Jennifer Boyd: What’s Missing in the Vision Zero Draft Action Plan?

West Hartford resident Jennifer Boyd is an Emmy-winning filmmaker and Director/Producer of The Street Project, an inspiring documentary about the global citizen-led fight to make our streets safer from traffic violence, which you can view on this PBS YouTube channel. She wrote her comments in response to the December 2023 draft of the West Hartford Vision Zero Action Plan and gave us permission to share. We encourage you to email your comments to (and please cc: us at before their public comment period ends on Monday December 18th.

Dear Members of the Vision Zero Team,

Thank you so much for your recent presentation. I truly commend your efforts. Clearly a lot of hard work has gone into the process. Below are some of my thoughts.

1. I could be misinterpreting the document, but there seems to be a general lack of enthusiasm for creating a safe bike infrastructure. Why? If we make biking the fastest way to safely get from point A to point B, people will bike. It’s been proven all over the world. Everyone complains about parking in West Hartford Center, for example. More people will bike if they feel safe doing so, and if the safest routes are the most direct routes. 

But it’s not a safe option to merely paint a bike lane between moving cars and the driver’s door. That’s a terrifying option. If I have to worry about a driver’s door opening on my right and moving cars on my left, I won’t bike. I’m concerned others feel the same way. If this style of infrastructure is developed, and not used because people do not feel safe, the assumption will be that people don’t really want to bike. Instead, we need protected bike lanes, and we need to place them next to sidewalks, similar to the design for West Hartford Center that consultants showed us nearly a year ago.

2. There seems to be a great deal of focus on public awareness campaigns, bumper stickers, educational curriculum, videos, social media campaigns, advertising strategies, etc. I’m concerned a lot of money will be spent on flashy campaigns with limited results. Instead, consider the “quick-build” strategy: use limited resources to create temporary materials to test potential infrastructure improvements, and find out what works to reduce car speed and make pedestrians and cyclists safe.  

Item J3: Design a bumper sticker campaign? While that’s a nice idea, I don’t think hearts and minds are changed by reading a bumper sticker.
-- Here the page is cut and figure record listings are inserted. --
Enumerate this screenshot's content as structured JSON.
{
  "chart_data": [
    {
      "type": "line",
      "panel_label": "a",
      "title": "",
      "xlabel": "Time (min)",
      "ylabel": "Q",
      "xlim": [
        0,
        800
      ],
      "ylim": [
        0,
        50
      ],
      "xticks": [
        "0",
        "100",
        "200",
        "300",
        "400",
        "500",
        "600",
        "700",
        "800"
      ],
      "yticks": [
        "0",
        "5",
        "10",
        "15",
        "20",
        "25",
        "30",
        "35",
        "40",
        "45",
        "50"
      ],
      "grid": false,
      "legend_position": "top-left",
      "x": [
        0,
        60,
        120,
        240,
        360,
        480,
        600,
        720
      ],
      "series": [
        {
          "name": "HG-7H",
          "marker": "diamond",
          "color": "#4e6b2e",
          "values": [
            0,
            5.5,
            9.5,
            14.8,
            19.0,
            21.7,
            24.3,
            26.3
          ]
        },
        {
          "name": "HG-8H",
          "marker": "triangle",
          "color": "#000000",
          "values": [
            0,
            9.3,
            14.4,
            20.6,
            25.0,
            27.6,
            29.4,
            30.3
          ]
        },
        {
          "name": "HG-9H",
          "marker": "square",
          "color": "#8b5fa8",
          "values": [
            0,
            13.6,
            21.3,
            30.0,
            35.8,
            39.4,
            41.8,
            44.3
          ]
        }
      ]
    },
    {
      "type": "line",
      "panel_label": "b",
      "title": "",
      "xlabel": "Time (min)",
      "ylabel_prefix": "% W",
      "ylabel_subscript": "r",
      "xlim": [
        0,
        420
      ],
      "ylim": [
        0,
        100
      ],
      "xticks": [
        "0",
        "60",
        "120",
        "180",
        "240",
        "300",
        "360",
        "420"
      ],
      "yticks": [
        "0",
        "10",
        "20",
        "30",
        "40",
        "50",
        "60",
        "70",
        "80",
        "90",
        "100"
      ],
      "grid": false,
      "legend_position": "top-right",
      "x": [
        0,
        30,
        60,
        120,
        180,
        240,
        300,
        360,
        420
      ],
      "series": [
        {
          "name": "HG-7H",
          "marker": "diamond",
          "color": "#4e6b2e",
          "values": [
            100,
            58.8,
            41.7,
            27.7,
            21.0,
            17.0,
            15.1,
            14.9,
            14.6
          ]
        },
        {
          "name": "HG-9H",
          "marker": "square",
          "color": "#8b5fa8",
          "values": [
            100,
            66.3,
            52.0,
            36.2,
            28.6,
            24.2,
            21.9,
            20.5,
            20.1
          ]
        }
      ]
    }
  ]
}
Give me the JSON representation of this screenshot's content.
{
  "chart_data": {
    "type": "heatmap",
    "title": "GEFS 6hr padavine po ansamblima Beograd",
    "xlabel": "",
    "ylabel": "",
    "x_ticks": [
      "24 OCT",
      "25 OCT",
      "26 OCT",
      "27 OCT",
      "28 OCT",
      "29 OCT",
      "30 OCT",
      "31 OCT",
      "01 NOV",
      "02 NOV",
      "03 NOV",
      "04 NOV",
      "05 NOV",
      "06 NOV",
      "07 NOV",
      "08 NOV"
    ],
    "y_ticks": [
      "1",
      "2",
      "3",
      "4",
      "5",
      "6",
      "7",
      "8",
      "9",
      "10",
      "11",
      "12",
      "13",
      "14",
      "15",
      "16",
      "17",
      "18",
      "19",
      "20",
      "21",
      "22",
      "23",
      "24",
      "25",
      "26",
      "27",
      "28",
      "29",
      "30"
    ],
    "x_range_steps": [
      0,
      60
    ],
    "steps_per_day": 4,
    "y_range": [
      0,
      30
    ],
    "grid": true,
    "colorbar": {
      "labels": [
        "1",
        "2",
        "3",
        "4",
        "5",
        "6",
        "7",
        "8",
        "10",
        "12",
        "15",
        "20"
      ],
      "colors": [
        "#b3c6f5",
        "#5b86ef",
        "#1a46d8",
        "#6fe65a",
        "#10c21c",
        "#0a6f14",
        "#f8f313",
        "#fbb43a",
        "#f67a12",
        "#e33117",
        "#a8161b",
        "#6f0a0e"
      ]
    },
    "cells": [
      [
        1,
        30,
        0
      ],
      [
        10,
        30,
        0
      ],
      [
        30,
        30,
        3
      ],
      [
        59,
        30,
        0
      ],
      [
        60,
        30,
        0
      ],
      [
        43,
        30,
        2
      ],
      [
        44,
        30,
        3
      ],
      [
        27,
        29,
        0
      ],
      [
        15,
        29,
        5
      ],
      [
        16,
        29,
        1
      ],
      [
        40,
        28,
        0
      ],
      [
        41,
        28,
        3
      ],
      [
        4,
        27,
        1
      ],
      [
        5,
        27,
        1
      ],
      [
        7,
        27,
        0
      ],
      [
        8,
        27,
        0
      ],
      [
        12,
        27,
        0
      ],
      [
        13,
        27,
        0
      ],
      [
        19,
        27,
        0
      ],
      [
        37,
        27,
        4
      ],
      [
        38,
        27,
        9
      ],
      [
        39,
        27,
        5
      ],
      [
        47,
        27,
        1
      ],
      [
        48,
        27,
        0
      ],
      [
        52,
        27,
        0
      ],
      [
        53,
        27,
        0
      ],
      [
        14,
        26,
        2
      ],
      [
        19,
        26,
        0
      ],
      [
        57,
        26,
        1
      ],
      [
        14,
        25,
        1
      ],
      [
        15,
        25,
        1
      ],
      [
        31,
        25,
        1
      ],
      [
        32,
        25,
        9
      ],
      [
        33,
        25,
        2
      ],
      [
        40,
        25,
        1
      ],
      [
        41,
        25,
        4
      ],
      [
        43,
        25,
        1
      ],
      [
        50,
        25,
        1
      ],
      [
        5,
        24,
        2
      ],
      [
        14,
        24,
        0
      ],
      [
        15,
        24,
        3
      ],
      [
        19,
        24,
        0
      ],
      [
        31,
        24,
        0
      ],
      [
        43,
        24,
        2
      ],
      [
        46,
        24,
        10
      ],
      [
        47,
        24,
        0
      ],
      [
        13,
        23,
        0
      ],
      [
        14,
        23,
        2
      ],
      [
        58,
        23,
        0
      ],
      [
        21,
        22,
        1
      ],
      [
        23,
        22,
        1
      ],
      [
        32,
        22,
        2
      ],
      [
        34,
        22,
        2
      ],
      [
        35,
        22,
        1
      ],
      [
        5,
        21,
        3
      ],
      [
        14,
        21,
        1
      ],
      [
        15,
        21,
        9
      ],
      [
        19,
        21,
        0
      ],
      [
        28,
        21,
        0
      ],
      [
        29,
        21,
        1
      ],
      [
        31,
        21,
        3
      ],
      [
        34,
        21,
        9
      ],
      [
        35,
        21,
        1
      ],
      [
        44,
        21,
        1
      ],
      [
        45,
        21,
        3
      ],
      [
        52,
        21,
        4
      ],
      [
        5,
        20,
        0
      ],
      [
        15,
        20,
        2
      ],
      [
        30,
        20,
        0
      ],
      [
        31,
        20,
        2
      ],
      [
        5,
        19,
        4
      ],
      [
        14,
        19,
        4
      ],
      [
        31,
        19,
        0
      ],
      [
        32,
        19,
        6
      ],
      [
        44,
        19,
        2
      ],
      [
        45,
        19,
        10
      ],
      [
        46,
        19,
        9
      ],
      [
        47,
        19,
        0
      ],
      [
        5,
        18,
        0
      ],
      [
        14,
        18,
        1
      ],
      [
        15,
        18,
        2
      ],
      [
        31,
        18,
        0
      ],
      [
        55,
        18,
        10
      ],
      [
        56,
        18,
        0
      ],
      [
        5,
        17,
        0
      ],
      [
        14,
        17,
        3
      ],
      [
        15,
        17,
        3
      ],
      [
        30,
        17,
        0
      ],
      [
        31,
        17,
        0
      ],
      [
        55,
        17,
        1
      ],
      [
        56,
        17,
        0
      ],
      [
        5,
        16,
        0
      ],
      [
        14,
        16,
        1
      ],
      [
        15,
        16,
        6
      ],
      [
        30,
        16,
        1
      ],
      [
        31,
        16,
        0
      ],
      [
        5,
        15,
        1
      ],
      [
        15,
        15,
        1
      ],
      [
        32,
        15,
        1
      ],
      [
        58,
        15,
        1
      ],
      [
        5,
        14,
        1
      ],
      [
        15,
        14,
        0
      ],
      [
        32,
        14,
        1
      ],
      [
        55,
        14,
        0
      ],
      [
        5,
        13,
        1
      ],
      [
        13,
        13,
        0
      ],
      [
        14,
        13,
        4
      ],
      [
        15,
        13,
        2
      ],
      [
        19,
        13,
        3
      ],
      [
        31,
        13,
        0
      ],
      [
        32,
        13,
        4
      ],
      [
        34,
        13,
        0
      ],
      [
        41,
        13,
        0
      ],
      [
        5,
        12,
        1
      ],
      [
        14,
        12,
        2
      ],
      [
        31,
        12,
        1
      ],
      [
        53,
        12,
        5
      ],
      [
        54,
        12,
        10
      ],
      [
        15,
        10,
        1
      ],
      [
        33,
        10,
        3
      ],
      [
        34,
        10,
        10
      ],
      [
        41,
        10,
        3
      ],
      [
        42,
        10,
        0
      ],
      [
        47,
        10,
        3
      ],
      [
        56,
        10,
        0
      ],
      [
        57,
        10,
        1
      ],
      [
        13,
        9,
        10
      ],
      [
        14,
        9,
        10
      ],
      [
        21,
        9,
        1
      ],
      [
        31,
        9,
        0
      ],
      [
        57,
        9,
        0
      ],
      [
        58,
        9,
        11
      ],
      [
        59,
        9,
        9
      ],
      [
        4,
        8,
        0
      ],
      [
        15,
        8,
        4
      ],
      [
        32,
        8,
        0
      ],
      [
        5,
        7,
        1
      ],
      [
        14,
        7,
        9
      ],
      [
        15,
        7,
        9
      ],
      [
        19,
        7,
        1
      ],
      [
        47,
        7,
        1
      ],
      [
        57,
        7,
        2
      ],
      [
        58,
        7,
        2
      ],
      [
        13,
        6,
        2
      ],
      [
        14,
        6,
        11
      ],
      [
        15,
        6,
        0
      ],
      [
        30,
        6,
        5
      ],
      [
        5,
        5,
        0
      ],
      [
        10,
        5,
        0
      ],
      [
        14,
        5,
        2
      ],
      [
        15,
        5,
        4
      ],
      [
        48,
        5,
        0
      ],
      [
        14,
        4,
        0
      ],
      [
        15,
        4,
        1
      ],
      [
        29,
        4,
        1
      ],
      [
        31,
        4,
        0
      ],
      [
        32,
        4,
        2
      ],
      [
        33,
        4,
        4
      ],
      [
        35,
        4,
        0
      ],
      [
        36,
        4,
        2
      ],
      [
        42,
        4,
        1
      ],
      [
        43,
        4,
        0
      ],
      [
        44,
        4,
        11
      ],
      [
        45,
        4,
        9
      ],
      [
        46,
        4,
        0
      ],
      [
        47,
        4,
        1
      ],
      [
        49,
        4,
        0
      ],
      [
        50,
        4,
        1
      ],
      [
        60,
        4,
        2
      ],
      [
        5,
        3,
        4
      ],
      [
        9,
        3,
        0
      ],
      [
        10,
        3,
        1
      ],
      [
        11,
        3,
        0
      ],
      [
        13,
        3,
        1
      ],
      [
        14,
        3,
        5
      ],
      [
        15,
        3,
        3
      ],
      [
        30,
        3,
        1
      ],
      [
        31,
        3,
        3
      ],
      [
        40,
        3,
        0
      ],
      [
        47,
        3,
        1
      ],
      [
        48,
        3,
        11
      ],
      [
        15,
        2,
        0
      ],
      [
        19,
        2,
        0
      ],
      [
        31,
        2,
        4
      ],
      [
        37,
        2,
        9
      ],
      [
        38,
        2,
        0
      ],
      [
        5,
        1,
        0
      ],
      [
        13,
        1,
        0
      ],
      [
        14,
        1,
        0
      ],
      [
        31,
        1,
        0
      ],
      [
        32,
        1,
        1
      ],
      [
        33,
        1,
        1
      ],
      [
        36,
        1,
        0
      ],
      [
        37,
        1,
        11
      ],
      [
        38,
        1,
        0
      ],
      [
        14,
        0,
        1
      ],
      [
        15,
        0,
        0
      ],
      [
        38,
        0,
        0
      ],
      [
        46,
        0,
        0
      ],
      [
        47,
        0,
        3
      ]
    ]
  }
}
Let’s focus first on doing the hard work of changing road design.

Strategy K: I’m curious what you mean by integrating Vision Zero education into West Hartford schools.  For decades, automotive companies have funded educational campaigns that essentially blame the victim for their behavior. That’s how the term “jaywalking” began, as described in The Street Project film. I look forward to learning more about this component over the years to come.  

Also, please consider that deaths due to distracted pedestrians or cyclists is statistically minimal compared with all other reasons for fatalities (speeding, car design, road design, etc). Yes, we need to address distracted driving, but education alone won’t solve that problem. 

We know how to design safe streets that consider human error. That’s what Vision Zero is all about. Let’s focus on actually doing the infrastructure work. 

Thank you again for all of the hard work and for the opportunity to comment.